Jobs to do………in September
- Lift maincrop potatoes and leave to dry in the sun for a few hours to dry the skin. This makes them last longer when being stored.
- Perform a general tidy up of the plot in preparation for any structural work that needs to be completed during the Autumn and Winter months.
- Protect squashes and pumpkins that are laying on the ground by placing them on a tile or suchlike. This prevents them from rotting. It may be worthwhile removing some of the leaves around the fruit to gain maximum sun to help with ripening.
- Keep harvesting your vegetables to encourage production. In some cases, the more you pick the more you get!
- Remove as many leaves that you can from tomato plants to help maximise the amount of sun that the unripe fruit need.
- Keep adding contents to the compost bin, ensuring to add an equal amount of brown waste and green. Turn regularly to aid decompostion.
- If not already done so, make a new strawberry bed with the runners from the existing plants.
- Prune blackcurrant bushes, removing all the woody growth that has produce the fruit this year.
- Transplant any spring cabbages that you may have started growing last month.
- Continue to water all veg – especially in dry weather.
- Protect delicate crops for colder weather such as lettuces with cloches or mini polythene tunnels.
- Although you may be over run with beans now, continue to harvest them while they are still tender to prevent the plant from producing tough, stringy beans.
- After beans and peas have finally finished their production of crops, cut the plant down at root level, leaving the nitrogen rich roots in the soil.
- Keep an eye out now for blight. At the first sign on potato plant leaves, cut the haulms off and burn immediately. Do not place them on the compost heap as you run the risk of the spores spreading more. The potatoes underneath the earth will still be fine for a few more weeks if the haulms were cut off at the first sign of blight.
What to sow………Indoors and outdoors
- Autumn and Winter salads
- Chinese Cabbage
- Pak Choi
- Kohl Rabi
- Hardy Lettuce
- Spring Onion
- Winter radish
What to plant………in September
- Winter Brassicas
- Kohl rabi
- Overwintering Onion sets
Crops in season now
- Spring onions
- Autumn Raspberries
- Kohl Rabi
I can’t keep up with my tomatoes. Help!
Soup, sauces, dips…. The list is endless! 🙂
Wow. What an inspiration you are. I hope to someday grow as much as you do!

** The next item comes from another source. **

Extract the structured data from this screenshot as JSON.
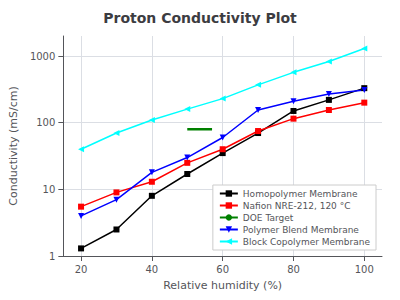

Thanks for your kind words. I only really started growing things properly this year. My head is always in book or on the Internet searching for the best ways to do things.
Thanks for visiting my blog! I love the list. I probably won’t get anywhere near doing any of it but I think I can get the garlic in for this year and will check back when I am more prepared in 2014. Your blog is great!
Thanks for your comment. I plan on putting my garlic in at the end of the month too as I had better sucess with garlic and onion sets that overwintered rather than the ones planted in March.
You’re so organized, you make me feel very inadequate…
THanks Brian. Although I do write these list sometimes I fail to complete all of the tasks on it for myself!
Timely reminder, thanks Deb.
No problem, just Octobers jobs list to do now then my blog will have the 12 monthly cycle that people can refer back to at any point.